Losing someone you love is difficult enough in any situation but if you’re cut off from the people who would normally support you, or you haven’t had the chance to say goodbye to your loved one, this is going to feel even harder. Emotionally, you may be feeling numb, angry, frightened, disorientated, overwhelmed, depressed, guilty or confused. These are all normal reactions, so please don’t be telling yourself that there’s a right way to do this. You’ll grieve in your own way, at your own pace.

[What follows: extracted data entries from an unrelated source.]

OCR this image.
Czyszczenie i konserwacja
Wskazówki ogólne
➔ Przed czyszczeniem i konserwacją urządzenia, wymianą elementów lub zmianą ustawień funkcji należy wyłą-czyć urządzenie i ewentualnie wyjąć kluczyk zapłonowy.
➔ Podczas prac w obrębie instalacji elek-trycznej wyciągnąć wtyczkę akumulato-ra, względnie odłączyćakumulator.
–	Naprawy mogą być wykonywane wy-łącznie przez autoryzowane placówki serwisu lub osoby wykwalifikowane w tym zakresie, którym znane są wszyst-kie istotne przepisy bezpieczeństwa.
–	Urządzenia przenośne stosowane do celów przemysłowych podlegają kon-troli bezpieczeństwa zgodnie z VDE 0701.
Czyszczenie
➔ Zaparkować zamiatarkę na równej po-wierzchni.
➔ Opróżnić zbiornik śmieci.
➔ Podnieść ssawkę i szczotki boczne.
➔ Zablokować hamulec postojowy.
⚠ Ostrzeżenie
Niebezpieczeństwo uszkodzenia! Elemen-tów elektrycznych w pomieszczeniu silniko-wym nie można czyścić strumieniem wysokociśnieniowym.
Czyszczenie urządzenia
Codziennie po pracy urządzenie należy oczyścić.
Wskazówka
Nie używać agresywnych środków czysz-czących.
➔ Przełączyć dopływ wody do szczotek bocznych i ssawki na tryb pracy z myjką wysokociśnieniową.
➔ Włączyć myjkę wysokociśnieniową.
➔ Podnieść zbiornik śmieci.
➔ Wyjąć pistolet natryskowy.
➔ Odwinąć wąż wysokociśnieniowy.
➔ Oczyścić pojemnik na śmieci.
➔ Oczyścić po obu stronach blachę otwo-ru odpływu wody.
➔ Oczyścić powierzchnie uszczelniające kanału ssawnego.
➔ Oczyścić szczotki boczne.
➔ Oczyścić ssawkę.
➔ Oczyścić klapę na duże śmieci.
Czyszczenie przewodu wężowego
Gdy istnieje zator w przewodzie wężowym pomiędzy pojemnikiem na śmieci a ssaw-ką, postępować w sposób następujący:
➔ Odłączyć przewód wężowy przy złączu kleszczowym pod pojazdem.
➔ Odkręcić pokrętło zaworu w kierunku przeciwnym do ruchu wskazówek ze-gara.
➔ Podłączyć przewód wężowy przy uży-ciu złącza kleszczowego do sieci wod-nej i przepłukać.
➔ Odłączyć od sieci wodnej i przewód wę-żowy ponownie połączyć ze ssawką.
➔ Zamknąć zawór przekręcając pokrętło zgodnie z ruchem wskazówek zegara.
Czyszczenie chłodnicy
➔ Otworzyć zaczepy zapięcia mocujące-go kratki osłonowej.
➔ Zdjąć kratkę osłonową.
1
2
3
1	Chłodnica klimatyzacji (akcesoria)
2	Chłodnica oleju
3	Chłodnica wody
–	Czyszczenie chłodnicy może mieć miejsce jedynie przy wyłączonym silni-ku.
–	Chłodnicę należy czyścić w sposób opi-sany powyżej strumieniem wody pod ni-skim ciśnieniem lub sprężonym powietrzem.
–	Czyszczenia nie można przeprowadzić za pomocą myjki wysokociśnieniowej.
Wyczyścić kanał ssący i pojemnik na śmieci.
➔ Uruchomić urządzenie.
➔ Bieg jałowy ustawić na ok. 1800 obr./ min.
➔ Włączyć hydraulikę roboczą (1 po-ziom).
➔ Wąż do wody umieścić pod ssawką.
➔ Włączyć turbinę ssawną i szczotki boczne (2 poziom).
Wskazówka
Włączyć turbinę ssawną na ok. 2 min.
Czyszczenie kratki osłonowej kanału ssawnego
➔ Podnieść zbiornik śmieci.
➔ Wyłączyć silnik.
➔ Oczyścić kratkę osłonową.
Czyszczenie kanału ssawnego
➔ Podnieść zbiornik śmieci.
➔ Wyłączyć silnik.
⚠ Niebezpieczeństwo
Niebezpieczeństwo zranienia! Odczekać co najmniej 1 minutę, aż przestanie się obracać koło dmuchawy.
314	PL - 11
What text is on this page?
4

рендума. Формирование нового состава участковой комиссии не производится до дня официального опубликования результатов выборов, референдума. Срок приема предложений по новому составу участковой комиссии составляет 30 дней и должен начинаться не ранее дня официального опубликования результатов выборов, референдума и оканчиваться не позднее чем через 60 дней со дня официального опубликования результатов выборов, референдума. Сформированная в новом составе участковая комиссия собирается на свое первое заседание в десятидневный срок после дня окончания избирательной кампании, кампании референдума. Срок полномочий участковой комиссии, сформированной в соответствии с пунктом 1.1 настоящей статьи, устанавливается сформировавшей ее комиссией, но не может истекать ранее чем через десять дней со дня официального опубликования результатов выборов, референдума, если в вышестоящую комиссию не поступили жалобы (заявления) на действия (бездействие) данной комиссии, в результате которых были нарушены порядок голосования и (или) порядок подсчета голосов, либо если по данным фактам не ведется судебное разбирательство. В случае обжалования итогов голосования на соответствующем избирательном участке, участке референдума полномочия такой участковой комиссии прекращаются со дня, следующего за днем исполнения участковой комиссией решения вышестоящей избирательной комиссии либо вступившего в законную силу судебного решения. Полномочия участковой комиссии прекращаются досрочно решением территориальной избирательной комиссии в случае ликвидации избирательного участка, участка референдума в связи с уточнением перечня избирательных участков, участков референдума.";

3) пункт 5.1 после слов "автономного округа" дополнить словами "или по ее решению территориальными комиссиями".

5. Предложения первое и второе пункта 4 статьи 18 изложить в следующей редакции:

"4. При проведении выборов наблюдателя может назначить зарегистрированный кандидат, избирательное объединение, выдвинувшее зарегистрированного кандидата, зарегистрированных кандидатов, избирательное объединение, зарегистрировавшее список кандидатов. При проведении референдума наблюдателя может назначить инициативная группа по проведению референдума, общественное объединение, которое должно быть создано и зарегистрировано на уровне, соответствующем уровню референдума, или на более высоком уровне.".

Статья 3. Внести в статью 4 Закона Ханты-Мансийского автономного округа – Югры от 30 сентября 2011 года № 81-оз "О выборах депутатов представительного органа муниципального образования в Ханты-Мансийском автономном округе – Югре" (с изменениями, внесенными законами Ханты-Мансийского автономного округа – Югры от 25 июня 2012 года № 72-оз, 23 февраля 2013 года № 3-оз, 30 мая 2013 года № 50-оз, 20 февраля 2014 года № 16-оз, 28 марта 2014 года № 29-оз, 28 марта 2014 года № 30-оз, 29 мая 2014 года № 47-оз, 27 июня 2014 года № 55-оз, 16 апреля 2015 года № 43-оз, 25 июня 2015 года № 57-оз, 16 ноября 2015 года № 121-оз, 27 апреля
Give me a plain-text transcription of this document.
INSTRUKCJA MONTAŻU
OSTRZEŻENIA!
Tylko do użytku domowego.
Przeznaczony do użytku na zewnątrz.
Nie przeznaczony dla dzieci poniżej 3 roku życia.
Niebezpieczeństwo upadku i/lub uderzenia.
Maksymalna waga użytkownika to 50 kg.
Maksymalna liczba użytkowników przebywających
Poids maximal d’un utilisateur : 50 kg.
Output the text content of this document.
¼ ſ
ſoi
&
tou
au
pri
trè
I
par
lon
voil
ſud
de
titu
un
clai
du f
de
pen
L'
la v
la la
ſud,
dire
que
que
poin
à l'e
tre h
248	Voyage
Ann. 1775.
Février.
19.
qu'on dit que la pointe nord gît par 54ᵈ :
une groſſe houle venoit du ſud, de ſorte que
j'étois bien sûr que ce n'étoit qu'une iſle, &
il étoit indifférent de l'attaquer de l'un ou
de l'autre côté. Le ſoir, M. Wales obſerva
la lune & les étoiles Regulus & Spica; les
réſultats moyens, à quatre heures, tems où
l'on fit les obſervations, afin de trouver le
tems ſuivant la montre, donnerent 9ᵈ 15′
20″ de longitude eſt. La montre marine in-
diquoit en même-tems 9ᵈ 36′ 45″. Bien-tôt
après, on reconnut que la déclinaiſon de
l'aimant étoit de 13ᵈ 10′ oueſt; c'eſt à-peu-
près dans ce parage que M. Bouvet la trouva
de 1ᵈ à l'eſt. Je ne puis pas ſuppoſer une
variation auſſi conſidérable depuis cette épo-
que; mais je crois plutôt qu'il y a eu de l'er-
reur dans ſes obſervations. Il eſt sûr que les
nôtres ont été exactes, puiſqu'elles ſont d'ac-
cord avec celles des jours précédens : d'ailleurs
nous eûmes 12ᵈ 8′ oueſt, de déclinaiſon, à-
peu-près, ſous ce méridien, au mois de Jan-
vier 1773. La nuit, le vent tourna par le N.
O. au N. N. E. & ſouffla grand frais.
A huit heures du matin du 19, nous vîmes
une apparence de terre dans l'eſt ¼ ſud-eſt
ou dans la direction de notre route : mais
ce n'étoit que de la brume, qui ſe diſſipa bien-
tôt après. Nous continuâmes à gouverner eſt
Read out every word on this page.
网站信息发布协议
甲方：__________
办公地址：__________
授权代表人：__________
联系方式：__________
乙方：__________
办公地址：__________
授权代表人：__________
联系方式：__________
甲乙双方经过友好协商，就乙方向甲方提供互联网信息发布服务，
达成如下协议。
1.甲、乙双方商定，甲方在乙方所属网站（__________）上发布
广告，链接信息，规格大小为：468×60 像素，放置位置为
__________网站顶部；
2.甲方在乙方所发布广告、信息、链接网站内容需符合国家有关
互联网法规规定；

Sometimes one of the hardest things to face is other people’s reactions. Often they struggle to know what to say and they might even try to avoid talking to you in case they say something wrong. This is hard, particularly if you want to talk about your loved one or about the circumstances in which they died. So if you don’t find the support you need from family and friends, and you want to talk to someone in confidence, there are bereavement charities and organisations that can help. For example, the charity Cruse offers a telephone help line on 0808 808 1677, or you can find resources on their website here: Cruse.
PETAL (People Experiencing Trauma and Loss) is also offering bereavement counselling to anyone bereaved by COVID-19. You can phone them on 01698 324 502 or email email@example.com and you’ll find more information is on their website here.
The way that grief affects children and young people can be very different from the way it affects adults, so knowing what to say or where to find the right services can really help. A useful website for children, young people, parents and professionals is: www.childbereavementuk.org.